Deal #1 is a P&C shop that offers $24k base only for the first year plus commission at 50% year 1 and 40% renewal with a focus on commercial contractors. They have allowed me to do my life and annuities with any broker I choose to do so with without giving up any comp to the shop.

No man can serve two masters. You may be able to do your life and annuities separately, but you have to feed the hand that feeds you first. That is proper business ethics and relationships with employers. Every week, you should be focused on "house" business, before pursuing the business you want.

Why are you going to a P&C shop when you are mostly concerned about life and annuity commissions?

Here is my thought: You want to use them to do a little bit of business because you psychologically need the salary while you do what you want to do.

At least deal #2 is more lucrative and they will also benefit from your focus in life & annuity.

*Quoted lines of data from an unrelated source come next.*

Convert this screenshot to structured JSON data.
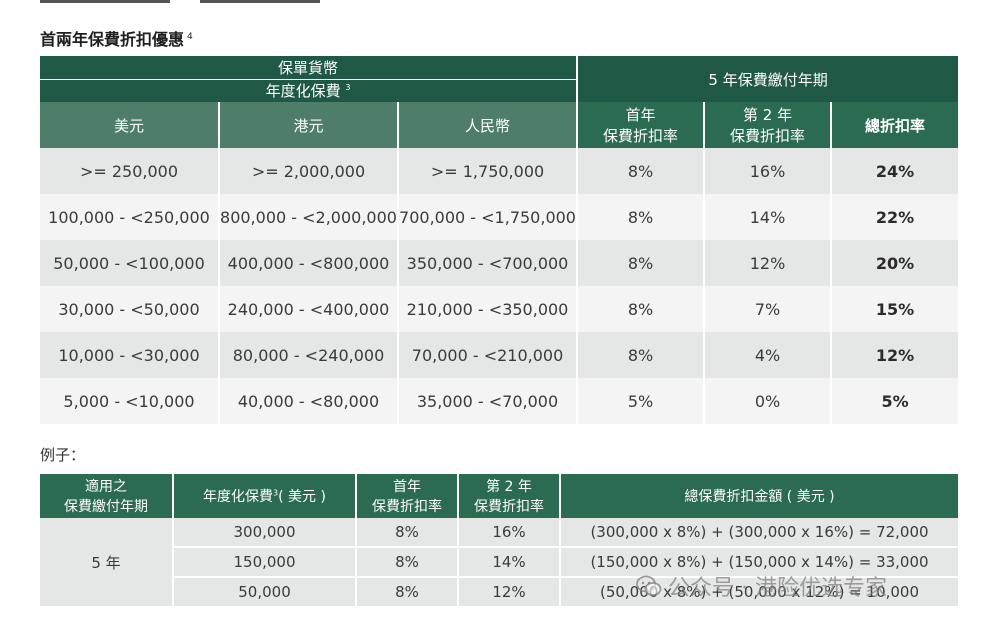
{
  "section_title": "首兩年保費折扣優惠",
  "section_footnote": "4",
  "main_table": {
    "h_policy_currency": "保單貨幣",
    "h_annualized_premium": "年度化保費",
    "h_annualized_footnote": "3",
    "h_payment_term": "5 年保費繳付年期",
    "col_usd": "美元",
    "col_hkd": "港元",
    "col_rmb": "人民幣",
    "col_first_year_l1": "首年",
    "col_first_year_l2": "保費折扣率",
    "col_second_year_l1": "第 2 年",
    "col_second_year_l2": "保費折扣率",
    "col_total": "總折扣率",
    "rows": [
      {
        "usd": ">= 250,000",
        "hkd": ">= 2,000,000",
        "rmb": ">= 1,750,000",
        "y1": "8%",
        "y2": "16%",
        "total": "24%"
      },
      {
        "usd": "100,000 - <250,000",
        "hkd": "800,000 - <2,000,000",
        "rmb": "700,000 - <1,750,000",
        "y1": "8%",
        "y2": "14%",
        "total": "22%"
      },
      {
        "usd": "50,000 - <100,000",
        "hkd": "400,000 - <800,000",
        "rmb": "350,000 - <700,000",
        "y1": "8%",
        "y2": "12%",
        "total": "20%"
      },
      {
        "usd": "30,000 - <50,000",
        "hkd": "240,000 - <400,000",
        "rmb": "210,000 - <350,000",
        "y1": "8%",
        "y2": "7%",
        "total": "15%"
      },
      {
        "usd": "10,000 - <30,000",
        "hkd": "80,000 - <240,000",
        "rmb": "70,000 - <210,000",
        "y1": "8%",
        "y2": "4%",
        "total": "12%"
      },
      {
        "usd": "5,000 - <10,000",
        "hkd": "40,000 - <80,000",
        "rmb": "35,000 - <70,000",
        "y1": "5%",
        "y2": "0%",
        "total": "5%"
      }
    ]
  },
  "example_label": "例子：",
  "example_table": {
    "h_term_l1": "適用之",
    "h_term_l2": "保費繳付年期",
    "h_premium": "年度化保費",
    "h_premium_footnote": "3",
    "h_premium_unit": "( 美元 )",
    "h_first_l1": "首年",
    "h_first_l2": "保費折扣率",
    "h_second_l1": "第 2 年",
    "h_second_l2": "保費折扣率",
    "h_total": "總保費折扣金額 ( 美元 )",
    "term_value": "5 年",
    "rows": [
      {
        "premium": "300,000",
        "y1": "8%",
        "y2": "16%",
        "calc": "(300,000 x 8%) + (300,000 x 16%) = 72,000"
      },
      {
        "premium": "150,000",
        "y1": "8%",
        "y2": "14%",
        "calc": "(150,000 x 8%) + (150,000 x 14%) = 33,000"
      },
      {
        "premium": "50,000",
        "y1": "8%",
        "y2": "12%",
        "calc": "(50,000 x 8%) + (50,000 x 12%) = 10,000"
      }
    ]
  },
  "watermark": "公众号 · 港险优选专家"
}
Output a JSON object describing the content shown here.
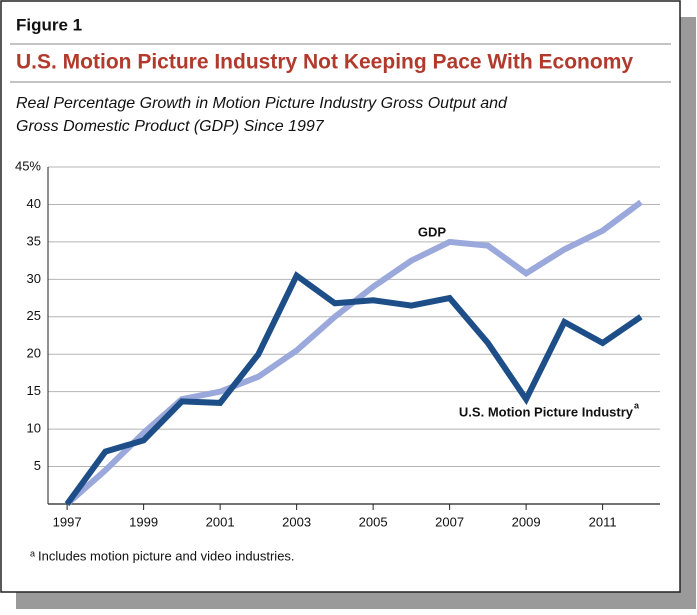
{
  "chart_data": {
    "type": "line",
    "figure_label": "Figure 1",
    "title": "U.S. Motion Picture Industry Not Keeping Pace With Economy",
    "subtitle": [
      "Real Percentage Growth in Motion Picture Industry Gross Output and",
      "Gross Domestic Product (GDP) Since 1997"
    ],
    "x": [
      1997,
      1998,
      1999,
      2000,
      2001,
      2002,
      2003,
      2004,
      2005,
      2006,
      2007,
      2008,
      2009,
      2010,
      2011,
      2012
    ],
    "series": [
      {
        "name": "GDP",
        "color": "#9aa8db",
        "values": [
          0,
          4.5,
          9.5,
          14,
          15,
          17,
          20.5,
          25,
          29,
          32.5,
          35,
          34.5,
          30.8,
          34,
          36.5,
          40.3
        ]
      },
      {
        "name": "U.S. Motion Picture Industry",
        "color": "#1d4e88",
        "values": [
          0,
          7,
          8.5,
          13.7,
          13.5,
          20,
          30.5,
          26.8,
          27.2,
          26.5,
          27.5,
          21.5,
          14,
          24.3,
          21.5,
          25
        ]
      }
    ],
    "xlim": [
      1996.5,
      2012.5
    ],
    "xticks": [
      1997,
      1999,
      2001,
      2003,
      2005,
      2007,
      2009,
      2011
    ],
    "ylim": [
      0,
      45
    ],
    "yticks": [
      {
        "value": 45,
        "label": "45%"
      },
      40,
      35,
      30,
      25,
      20,
      15,
      10,
      5
    ],
    "grid": true,
    "footnote_marker": "a",
    "footnote": "Includes motion picture and video industries."
  }
}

Sure, you may "lose" money long-term, but they are paying you a salary.

If you don't want to "lose" commissions, don't take a salary.
 
With Deal #2, you might actually be there in 5 years.

1. You get a much better and longer base, giving you time to build a book of business. Of course I'm sure you will be expected to produce, but it still takes time. Assuming all your CL was at 15%, which it won't be, you'll need $750,000 in premium to net $45,000 in renewals at a 40% split. How quickly can you put $750,000 on the books?

2. The owner won't get pissed watching you spend time writing life insurance outside his agency. One, revenue that didn't come into his agency and two, most of carriers like and/or expect so much life premium. This is not the recipe for a long tenure.